Jeff Niemann falls this low simply because he's really, really difficult to project. He still has three seasons of team control left, but how exactly is he going to fare during those seasons? He's injury-prone and hasn't appeared in more than 30 games in a season in the majors (or pitched more than 180 innings), and he simply hasn't been that good over the last few seasons. He's posted a 4.53 ERA so far this season - the worst of his major league career - but with a .306 BABIP and 70% strand rate, it's not necessarily because he's been "unlucky."
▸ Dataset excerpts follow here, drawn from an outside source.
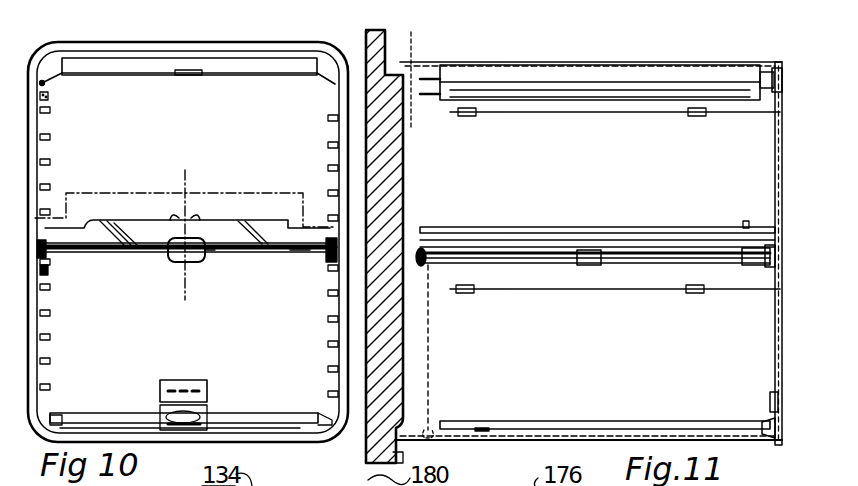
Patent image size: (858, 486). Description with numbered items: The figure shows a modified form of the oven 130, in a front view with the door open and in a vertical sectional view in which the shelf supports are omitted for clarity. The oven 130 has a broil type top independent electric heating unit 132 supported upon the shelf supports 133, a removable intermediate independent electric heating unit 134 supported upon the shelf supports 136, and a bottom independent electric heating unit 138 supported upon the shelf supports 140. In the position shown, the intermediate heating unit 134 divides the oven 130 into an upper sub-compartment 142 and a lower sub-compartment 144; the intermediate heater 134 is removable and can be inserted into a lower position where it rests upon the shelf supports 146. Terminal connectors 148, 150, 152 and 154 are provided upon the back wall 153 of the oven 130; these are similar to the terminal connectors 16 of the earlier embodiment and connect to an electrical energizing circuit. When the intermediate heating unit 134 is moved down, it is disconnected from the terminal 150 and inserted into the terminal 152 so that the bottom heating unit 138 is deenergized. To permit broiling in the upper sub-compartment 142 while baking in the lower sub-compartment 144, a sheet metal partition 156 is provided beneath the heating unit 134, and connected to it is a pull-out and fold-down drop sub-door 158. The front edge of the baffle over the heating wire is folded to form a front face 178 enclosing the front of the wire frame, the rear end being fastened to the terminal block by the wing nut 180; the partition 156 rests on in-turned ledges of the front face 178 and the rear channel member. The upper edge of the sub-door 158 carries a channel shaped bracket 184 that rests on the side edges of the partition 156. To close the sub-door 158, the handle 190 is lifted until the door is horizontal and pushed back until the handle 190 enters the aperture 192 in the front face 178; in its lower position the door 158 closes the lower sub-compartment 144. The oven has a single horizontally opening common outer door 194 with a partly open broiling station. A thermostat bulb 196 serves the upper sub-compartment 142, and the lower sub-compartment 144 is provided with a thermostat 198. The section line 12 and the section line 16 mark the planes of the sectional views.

In FIG. 10, the section line 12- 12 is at (168, 177).
In FIG. 10, the terminal connector 16 is at (17, 240).
In FIG. 10, the oven 130 is at (268, 440).
In FIG. 11, the oven 130 is at (458, 440).
In FIG. 10, the top independent electric heating unit 132 is at (158, 76).
In FIG. 11, the top independent electric heating unit 132 is at (587, 72).
In FIG. 10, the shelf supports 133 is at (44, 84).
In FIG. 10, the intermediate independent electric heating unit 134 is at (190, 225).
In FIG. 11, the intermediate independent electric heating unit 134 is at (617, 230).
In FIG. 10, the shelf supports 136 is at (336, 251).
In FIG. 11, the shelf supports 136 is at (700, 252).
In FIG. 10, the bottom independent electric heating unit 138 is at (230, 413).
In FIG. 11, the bottom independent electric heating unit 138 is at (543, 420).
In FIG. 10, the shelf supports 140 is at (48, 413).
In FIG. 10, the upper sub-compartment 142 is at (179, 127).
In FIG. 11, the upper sub-compartment 142 is at (586, 160).
In FIG. 10, the lower sub-compartment 144 is at (179, 326).
In FIG. 11, the lower sub-compartment 144 is at (597, 346).
In FIG. 10, the shelf supports 146 is at (43, 383).
In FIG. 11, the terminal connector 148 is at (778, 78).
In FIG. 11, the terminal connector 150 is at (775, 232).
In FIG. 10, the terminal connector 152 is at (176, 380).
In FIG. 11, the terminal connector 152 is at (770, 398).
In FIG. 10, the back wall 153 is at (272, 148).
In FIG. 11, the back wall 153 is at (777, 185).
In FIG. 11, the terminal connector 154 is at (768, 425).
In FIG. 11, the sheet metal partition 156 is at (661, 261).
In FIG. 10, the drop sub-door 158 is at (88, 252).
In FIG. 11, the drop sub-door 158 is at (429, 264).
In FIG. 10, the front face 178 is at (300, 251).
In FIG. 10, the wing nut 180 is at (172, 216).
In FIG. 11, the wing nut 180 is at (743, 225).
In FIG. 11, the channel shaped bracket 184 is at (598, 263).
In FIG. 10, the handle 190 is at (170, 262).
In FIG. 11, the handle 190 is at (420, 250).
In FIG. 10, the aperture 192 is at (215, 252).
In FIG. 11, the common outer door 194 is at (405, 177).
In FIG. 10, the thermostat bulb 196 is at (49, 97).
In FIG. 11, the thermostat bulb 196 is at (612, 118).
In FIG. 10, the thermostat 198 is at (47, 276).
In FIG. 11, the thermostat 198 is at (580, 291).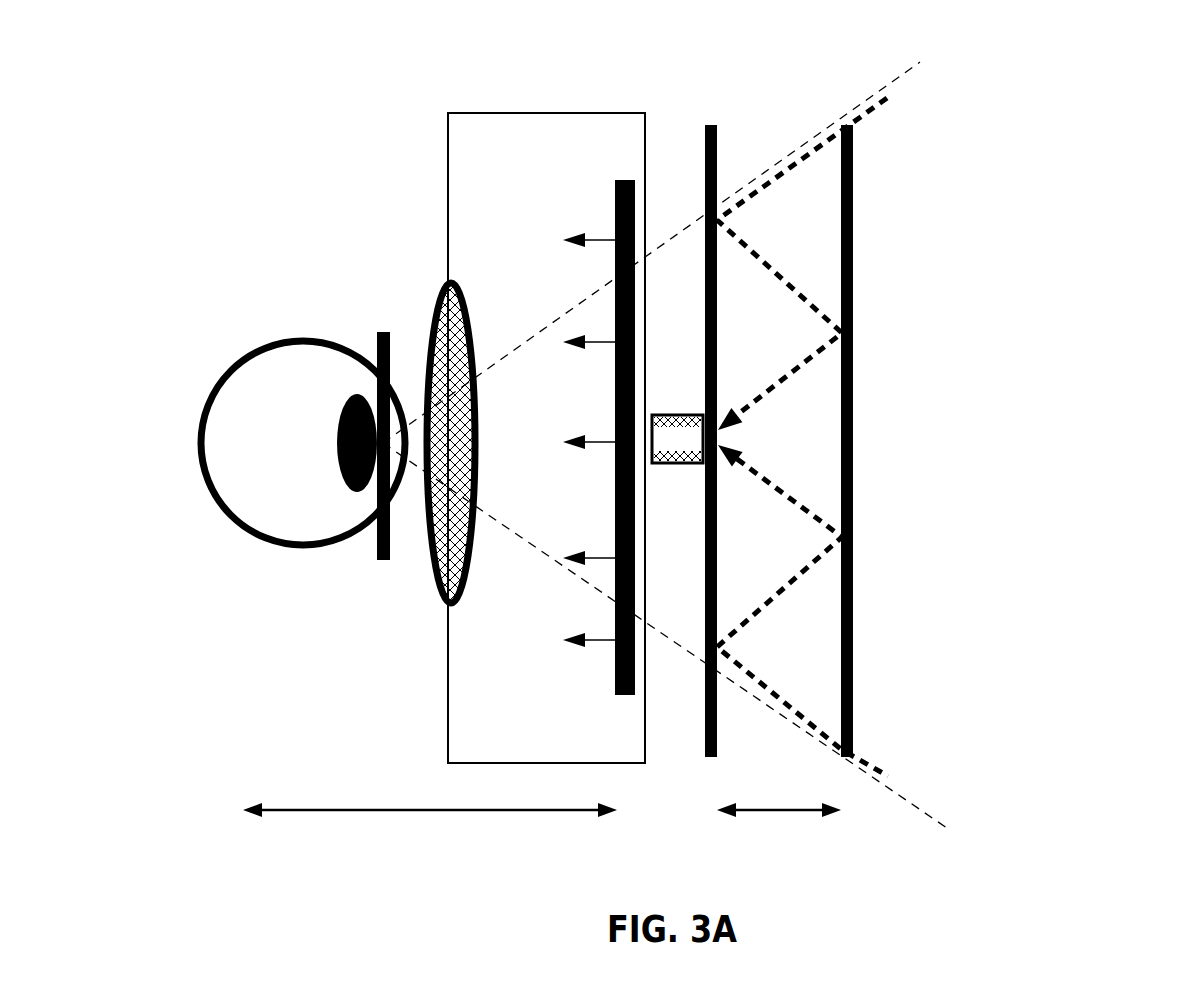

So how much can we really expect to get in return for an injury-prone starter that has had recent struggles with effectiveness? The team control is a nice bonus and he shouldn't be expensive next season, but the Rays wouldn't necessarily be "selling high" on him. As much as I'd like to trade Niemann and insert Alex Cobb in the rotation, there isn't much about Niemann that scream out, "Trade for me!'
Especially considering that Niemann has been effective in his few starts since returning from the DL, the Rays might be best served by holding onto him and shopping him in the offseason instead. If he could remain healthy the remainder of the season and lower his ERA some, then the Rays might actually be able to convince another team that he was worth acquiring.
Of course, there's also the possibility that Niemann continues to struggle over the remainder of the season and doesn't increase his trade value. In that case...well, the Rays aren't going to get much for him whether they trade him now or later. They might as well keep him for now and keep their fingers crossed that the rest of the season goes well.